第199話 お寺
境内で荷物を運んでいた師範を見つけ、ぺこりとする。
「おはようございます」
「おはよう」
「初めまして、石上参と申します」
「これはご丁寧に。連絡頂いております。ごゆっくりしていきなさい」
やっぱ、連絡してるんじゃん。
何しに来たんだろう。
泊まるのかな?
それから、おれ達は初めて手水舎で清め、参拝した。お賽銭は持ってなかったけど。
何度も来てるのに、一度もしたことなかった。参について行ったら自然とそうなっただけだけど、反省?
宗教ってよく分からない。
「参はよくお寺とか行くの?」
「初詣とかくらいだよ。なんで?」
「なんか慣れてる感じがしたから」
「こういうのは大抵決まってることをするだけだから。手を合わせても、別にお願いしてる訳じゃないし」
「えっ! そうなの? おれ、また勝てますようにって願っちゃった」
「それはいいんじゃない? 心の中のことは自分だけ知ってればいいんだよ」
ううむ、なんか深いぞ。
「宗教な訳じゃん、一応」
「ああ、そういうこと? それはさ、ちゃんと知りたかったら和尚さんとかに聞けばいいし、僕の事なら、そうだな」
参は一度言葉を切って、歩き出した。
「お寺や神社は好きだし、初詣にも行きたいしおみくじも引きたい。単純に好みの問題で、信心とかではない。でも、こういうことを言ってもたぶん受け入れてくれるのが日本の宗教だと思ってるよ」
「ほー」
言われてみると、おれだってそうだ。
仏像もお経の中身も知らないでいるし、救って下さるって思わないけど、鐘の音は大好きだしお坊さんの声も好きだ。
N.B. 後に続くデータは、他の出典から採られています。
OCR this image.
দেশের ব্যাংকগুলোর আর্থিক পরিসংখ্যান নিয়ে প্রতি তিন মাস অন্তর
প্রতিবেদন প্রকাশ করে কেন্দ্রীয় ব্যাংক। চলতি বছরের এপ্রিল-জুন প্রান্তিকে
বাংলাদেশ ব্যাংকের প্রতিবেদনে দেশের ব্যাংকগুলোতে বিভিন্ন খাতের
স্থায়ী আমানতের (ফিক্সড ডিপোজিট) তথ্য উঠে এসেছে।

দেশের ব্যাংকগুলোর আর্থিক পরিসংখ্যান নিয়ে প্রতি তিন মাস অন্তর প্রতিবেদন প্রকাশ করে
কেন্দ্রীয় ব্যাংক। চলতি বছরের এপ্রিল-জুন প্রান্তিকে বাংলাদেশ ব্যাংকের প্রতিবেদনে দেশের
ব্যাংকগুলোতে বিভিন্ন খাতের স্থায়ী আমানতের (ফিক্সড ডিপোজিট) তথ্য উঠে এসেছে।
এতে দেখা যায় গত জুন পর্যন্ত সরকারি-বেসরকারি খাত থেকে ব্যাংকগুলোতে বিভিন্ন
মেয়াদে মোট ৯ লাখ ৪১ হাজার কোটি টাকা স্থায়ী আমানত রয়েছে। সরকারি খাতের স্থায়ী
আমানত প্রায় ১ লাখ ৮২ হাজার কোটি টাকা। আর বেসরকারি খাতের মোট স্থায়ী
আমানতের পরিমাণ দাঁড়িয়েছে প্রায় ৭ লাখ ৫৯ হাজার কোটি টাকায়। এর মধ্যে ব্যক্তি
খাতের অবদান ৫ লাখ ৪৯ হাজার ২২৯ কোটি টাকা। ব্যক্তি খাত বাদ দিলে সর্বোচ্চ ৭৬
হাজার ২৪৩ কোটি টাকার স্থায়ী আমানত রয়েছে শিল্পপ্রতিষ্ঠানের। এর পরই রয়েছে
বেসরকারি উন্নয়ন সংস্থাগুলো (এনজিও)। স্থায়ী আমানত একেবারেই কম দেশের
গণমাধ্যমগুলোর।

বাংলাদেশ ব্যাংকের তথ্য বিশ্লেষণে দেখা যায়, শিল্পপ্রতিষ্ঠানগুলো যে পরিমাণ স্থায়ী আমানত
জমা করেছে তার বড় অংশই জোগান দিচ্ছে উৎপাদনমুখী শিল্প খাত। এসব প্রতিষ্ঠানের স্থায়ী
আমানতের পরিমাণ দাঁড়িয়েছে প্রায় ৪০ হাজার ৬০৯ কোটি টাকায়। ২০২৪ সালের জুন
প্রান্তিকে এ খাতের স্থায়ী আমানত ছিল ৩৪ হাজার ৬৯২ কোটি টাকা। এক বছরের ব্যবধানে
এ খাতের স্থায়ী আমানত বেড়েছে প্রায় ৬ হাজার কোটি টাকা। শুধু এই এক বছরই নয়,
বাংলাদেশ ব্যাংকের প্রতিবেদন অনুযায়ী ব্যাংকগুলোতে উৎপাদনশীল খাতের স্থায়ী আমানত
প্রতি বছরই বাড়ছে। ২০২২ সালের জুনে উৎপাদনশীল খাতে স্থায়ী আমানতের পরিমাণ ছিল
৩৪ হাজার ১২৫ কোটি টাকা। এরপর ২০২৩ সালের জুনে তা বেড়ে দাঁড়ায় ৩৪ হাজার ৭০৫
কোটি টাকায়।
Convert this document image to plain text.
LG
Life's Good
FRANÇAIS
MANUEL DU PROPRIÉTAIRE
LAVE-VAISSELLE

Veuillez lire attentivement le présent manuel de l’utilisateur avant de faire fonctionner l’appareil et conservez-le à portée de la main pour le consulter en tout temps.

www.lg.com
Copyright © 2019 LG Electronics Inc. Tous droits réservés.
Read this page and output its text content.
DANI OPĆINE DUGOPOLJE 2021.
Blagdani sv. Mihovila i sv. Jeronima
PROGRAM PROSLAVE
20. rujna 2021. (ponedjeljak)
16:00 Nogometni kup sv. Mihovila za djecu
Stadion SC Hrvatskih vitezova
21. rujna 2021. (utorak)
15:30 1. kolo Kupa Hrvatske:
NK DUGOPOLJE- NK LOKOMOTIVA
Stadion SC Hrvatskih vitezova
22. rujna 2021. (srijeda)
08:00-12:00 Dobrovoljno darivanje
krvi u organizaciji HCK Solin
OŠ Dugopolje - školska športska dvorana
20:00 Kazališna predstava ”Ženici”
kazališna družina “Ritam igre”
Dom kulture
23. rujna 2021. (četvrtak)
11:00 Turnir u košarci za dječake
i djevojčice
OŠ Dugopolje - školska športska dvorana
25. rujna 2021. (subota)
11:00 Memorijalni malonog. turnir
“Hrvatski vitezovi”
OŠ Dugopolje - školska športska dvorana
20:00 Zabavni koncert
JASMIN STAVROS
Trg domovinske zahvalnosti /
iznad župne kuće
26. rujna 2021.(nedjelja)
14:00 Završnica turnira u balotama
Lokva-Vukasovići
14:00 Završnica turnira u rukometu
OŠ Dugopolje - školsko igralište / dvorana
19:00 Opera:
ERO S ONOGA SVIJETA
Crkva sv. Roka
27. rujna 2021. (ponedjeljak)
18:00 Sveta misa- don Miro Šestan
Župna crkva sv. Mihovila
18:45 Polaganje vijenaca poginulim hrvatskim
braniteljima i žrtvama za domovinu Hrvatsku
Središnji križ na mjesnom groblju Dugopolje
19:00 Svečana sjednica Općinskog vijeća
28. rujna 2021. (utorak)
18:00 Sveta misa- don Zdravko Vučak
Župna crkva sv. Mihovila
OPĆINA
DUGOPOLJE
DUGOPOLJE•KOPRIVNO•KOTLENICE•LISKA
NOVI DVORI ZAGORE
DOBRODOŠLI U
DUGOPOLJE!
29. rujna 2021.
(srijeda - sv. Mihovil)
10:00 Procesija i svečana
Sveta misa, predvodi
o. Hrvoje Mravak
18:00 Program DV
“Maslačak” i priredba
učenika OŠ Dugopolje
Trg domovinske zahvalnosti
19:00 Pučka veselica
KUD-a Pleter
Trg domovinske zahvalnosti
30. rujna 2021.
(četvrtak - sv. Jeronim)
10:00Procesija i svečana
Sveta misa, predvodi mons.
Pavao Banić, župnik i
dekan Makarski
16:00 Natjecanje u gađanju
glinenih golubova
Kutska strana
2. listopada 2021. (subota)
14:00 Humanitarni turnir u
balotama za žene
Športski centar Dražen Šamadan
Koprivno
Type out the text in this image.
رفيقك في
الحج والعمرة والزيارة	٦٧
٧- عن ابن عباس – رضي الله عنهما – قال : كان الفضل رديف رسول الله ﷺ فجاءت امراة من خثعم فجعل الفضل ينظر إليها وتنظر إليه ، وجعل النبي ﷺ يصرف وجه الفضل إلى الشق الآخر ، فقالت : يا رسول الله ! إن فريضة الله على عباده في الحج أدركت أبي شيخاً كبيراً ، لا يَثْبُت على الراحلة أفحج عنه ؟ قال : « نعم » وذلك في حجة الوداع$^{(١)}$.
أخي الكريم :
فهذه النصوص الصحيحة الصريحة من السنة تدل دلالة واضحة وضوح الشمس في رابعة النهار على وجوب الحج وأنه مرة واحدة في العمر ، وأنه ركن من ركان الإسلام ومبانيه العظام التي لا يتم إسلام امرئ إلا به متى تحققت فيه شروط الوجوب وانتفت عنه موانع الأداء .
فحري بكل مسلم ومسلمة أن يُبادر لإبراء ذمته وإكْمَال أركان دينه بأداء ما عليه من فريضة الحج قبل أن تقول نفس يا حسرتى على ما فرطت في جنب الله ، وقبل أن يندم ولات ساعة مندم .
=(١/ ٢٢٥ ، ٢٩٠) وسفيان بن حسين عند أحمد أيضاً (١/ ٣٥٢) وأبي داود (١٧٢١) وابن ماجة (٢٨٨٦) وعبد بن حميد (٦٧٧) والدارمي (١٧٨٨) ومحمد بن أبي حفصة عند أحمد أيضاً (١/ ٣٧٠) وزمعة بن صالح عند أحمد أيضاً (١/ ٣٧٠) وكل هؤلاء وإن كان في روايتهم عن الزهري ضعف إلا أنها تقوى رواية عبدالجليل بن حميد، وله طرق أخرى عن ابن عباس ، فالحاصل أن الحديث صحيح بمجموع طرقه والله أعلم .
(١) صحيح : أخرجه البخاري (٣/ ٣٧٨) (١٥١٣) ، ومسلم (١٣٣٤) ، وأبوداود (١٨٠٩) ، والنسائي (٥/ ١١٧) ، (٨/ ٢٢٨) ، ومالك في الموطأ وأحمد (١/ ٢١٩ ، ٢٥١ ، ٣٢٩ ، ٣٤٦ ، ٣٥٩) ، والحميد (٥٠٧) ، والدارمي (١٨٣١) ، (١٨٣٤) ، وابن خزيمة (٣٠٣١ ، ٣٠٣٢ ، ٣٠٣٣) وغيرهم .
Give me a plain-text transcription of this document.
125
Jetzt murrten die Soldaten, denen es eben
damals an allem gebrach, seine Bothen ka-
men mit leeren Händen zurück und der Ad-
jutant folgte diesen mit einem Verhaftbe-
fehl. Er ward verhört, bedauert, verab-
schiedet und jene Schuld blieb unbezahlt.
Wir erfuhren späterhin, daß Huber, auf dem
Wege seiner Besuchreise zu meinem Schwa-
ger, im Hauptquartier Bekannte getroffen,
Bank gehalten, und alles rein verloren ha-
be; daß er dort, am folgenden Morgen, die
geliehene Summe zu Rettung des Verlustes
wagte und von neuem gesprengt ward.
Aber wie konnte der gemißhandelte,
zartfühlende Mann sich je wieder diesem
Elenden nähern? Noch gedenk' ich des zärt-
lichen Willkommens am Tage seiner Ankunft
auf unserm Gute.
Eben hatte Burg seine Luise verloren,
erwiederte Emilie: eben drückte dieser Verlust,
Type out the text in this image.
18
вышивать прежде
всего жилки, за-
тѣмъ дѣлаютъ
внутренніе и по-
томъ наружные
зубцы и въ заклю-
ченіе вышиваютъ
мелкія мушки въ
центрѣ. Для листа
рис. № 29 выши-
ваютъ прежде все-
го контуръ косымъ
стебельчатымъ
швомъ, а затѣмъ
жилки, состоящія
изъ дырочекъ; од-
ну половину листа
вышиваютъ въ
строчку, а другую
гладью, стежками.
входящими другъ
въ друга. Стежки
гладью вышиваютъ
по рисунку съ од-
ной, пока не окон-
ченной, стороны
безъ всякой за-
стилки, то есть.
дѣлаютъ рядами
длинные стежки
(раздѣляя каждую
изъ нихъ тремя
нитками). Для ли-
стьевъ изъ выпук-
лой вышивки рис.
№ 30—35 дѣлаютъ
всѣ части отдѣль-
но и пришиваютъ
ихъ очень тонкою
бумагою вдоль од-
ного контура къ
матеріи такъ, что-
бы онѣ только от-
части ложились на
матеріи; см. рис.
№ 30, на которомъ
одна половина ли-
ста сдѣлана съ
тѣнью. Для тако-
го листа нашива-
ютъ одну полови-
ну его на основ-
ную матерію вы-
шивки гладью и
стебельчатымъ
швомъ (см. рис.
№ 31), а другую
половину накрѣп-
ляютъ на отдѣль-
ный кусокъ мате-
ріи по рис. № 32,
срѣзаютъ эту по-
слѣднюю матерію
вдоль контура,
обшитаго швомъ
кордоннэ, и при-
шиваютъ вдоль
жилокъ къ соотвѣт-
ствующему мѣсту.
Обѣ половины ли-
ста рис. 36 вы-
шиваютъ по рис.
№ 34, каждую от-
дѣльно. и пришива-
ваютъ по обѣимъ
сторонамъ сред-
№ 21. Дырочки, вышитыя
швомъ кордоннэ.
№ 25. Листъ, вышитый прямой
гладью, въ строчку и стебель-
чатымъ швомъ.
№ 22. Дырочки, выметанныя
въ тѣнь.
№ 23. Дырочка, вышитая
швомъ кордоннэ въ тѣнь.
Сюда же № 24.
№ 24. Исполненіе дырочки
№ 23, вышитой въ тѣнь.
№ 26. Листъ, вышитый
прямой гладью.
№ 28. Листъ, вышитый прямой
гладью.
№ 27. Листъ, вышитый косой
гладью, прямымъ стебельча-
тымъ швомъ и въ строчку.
雰囲気が好きだなんて、ふわっとしたことしか言えなくて、恥ずかしいと思うことはあるけど。
「外国はまた違うんだろうな」
「それは国や人によるんじゃないかな」
「そうだね」
少なくとも、何にも知らないおれが言えることは何もない。
「そういえば、初めて来た時、中村さんとお父さんが一緒にお坊さんと話してたな」
「そうなんだ」
「中に上がると仏像があって、その手前で」
「へえ。いいな」
「聞いてみたいんだ」
「うん。勝手な思い込みだろうけど、お坊さんって何でも相談に乗ってくれて、いいこと言ってくれそうな気がする」
「確かに」
きっとこれもおれ達の思い込みで、たくさんいるお坊さん達も色んな人がいるんだろうけど。
ぐるっと寺内を回ってから、おれ達は戻ってきた。
朝、輝夜がジム使えないって言ってきてたから、おれの予定はもうない。
「今日何しに来たの?」
のど渇いたので、冷蔵庫の麦茶をもらう。
参と並んで座り、二人で飲んだ。
「僕はただの付き添い。ハジメに用があるんだって」
それって、デートではないのか?
少なくとも行き帰りはデートだよな?
「日帰り?」
「ちょっと分からない。もしかしたらそうなるかもって話はしてたよ」
なんだか、真面目な話っぽいな。